LA GOTA DE AGUA - CUENTOS INFANTILES - HANS CHRISTIAN ANDERSEN


Cuentos Infantiles
LA GOTA DE AGUA

Sabes qué es un cristal de aumento? Una lente circular que hace las cosas cien veces mayores; como contemplar una gota de agua de la charca, pudiéndose ver más de mil animales maravillosos. 

Como un plato lleno de cangrejos que saltan en revoltijo. Son muy voraces, se arrancan brazos y patas y, no obstante, están alegres y satisfechos a su manera. 

Pues, vivía un anciano a quien todos llamaban Crible-Crable. Y quería siempre tomar todas las cosas, y si no se las daban se las tomaba por arte de magia. Así, peligraba cuanto estaba a su alcance. 

Estaba sentado un día con un cristal de aumento, examinando una gota de agua extraída de la charca. 

¡Dios, qué hormiguero! Un sinfín de animalitos, viéndolos zamarrearse y devorarse entre ellos. 

- ¡Qué asco! -exclamó Crible-Crable-. 

¿No habrá modo de obligarlos a vivir en paz y quietud? 

Pero, como no encontraba la solución, tuvo que acudir a la brujería. 

- Hay que darles color, para verlos mejor -dijo.

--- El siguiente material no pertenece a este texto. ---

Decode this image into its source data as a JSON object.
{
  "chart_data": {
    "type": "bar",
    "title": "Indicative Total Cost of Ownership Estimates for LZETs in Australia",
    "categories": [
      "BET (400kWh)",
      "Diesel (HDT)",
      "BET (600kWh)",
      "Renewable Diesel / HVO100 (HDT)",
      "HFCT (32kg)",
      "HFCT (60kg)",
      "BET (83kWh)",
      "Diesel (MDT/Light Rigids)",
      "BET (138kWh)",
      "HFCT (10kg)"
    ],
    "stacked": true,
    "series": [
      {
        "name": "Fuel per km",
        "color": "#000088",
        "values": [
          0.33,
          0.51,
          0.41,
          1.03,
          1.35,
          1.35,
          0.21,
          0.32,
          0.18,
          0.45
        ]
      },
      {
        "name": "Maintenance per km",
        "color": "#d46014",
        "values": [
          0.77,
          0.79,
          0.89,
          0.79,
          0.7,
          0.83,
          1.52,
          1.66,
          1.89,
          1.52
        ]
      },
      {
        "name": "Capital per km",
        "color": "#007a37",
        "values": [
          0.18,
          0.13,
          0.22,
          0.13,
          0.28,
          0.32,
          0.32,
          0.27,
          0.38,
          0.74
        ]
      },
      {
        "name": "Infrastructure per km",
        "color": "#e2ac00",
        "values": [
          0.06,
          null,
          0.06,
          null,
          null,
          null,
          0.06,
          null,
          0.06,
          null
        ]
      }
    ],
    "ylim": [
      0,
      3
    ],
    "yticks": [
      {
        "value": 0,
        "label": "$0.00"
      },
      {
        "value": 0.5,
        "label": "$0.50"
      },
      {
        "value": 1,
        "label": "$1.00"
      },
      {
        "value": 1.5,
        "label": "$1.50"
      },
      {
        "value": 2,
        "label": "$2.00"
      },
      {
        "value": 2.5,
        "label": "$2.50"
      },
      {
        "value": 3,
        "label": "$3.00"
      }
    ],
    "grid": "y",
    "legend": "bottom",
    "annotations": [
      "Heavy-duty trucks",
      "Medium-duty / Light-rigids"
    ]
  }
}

Y les vertió una gota de sangre de hechicera de clase A, de la de a seis peniques. Y todos los animalitos quedaron teñidos de rosa. 

-¿Qué tienes ahí? -le preguntó otro viejo brujo sin nombre. 

- Si lo adivinas -contestó Crible-Crable-, te lo regalo... 

El brujo sin nombre miró por la lupa y vio algo similar a una ciudad donde toda la gente corría desnuda. Era horrible ver cómo se empujaban y golpeaban, se pellizcaban y arañaban. 

- ¡Fíjate, fíjate!, su pata es más larga que la mía. ¡Paf! ¡Fuera con ella! 

- Ahí va uno que tiene un chichón detrás de la oreja, pero le duele, y todavía le va a doler más. Y se echaban sobre él, lo agarraban y se lo comían por culpa del chichón.

Otro permanecía quieto y pacífico; pero no pudo quedarse allí, tuvo que salir, lo agarraron y fue devorado. 

- ¡Es muy divertido! -dijo el brujo. 

- Sí, pero, ¿qué es? -preguntó Crible-Crable-. 

¿Puedes adivinarlo? 

- Toma, pues es muy fácil-respondió el otro-. Es Copenhague o cualquier otra gran ciudad, todas son iguales.

- ¡Es agua de la charca! -contestó Crible-Crable.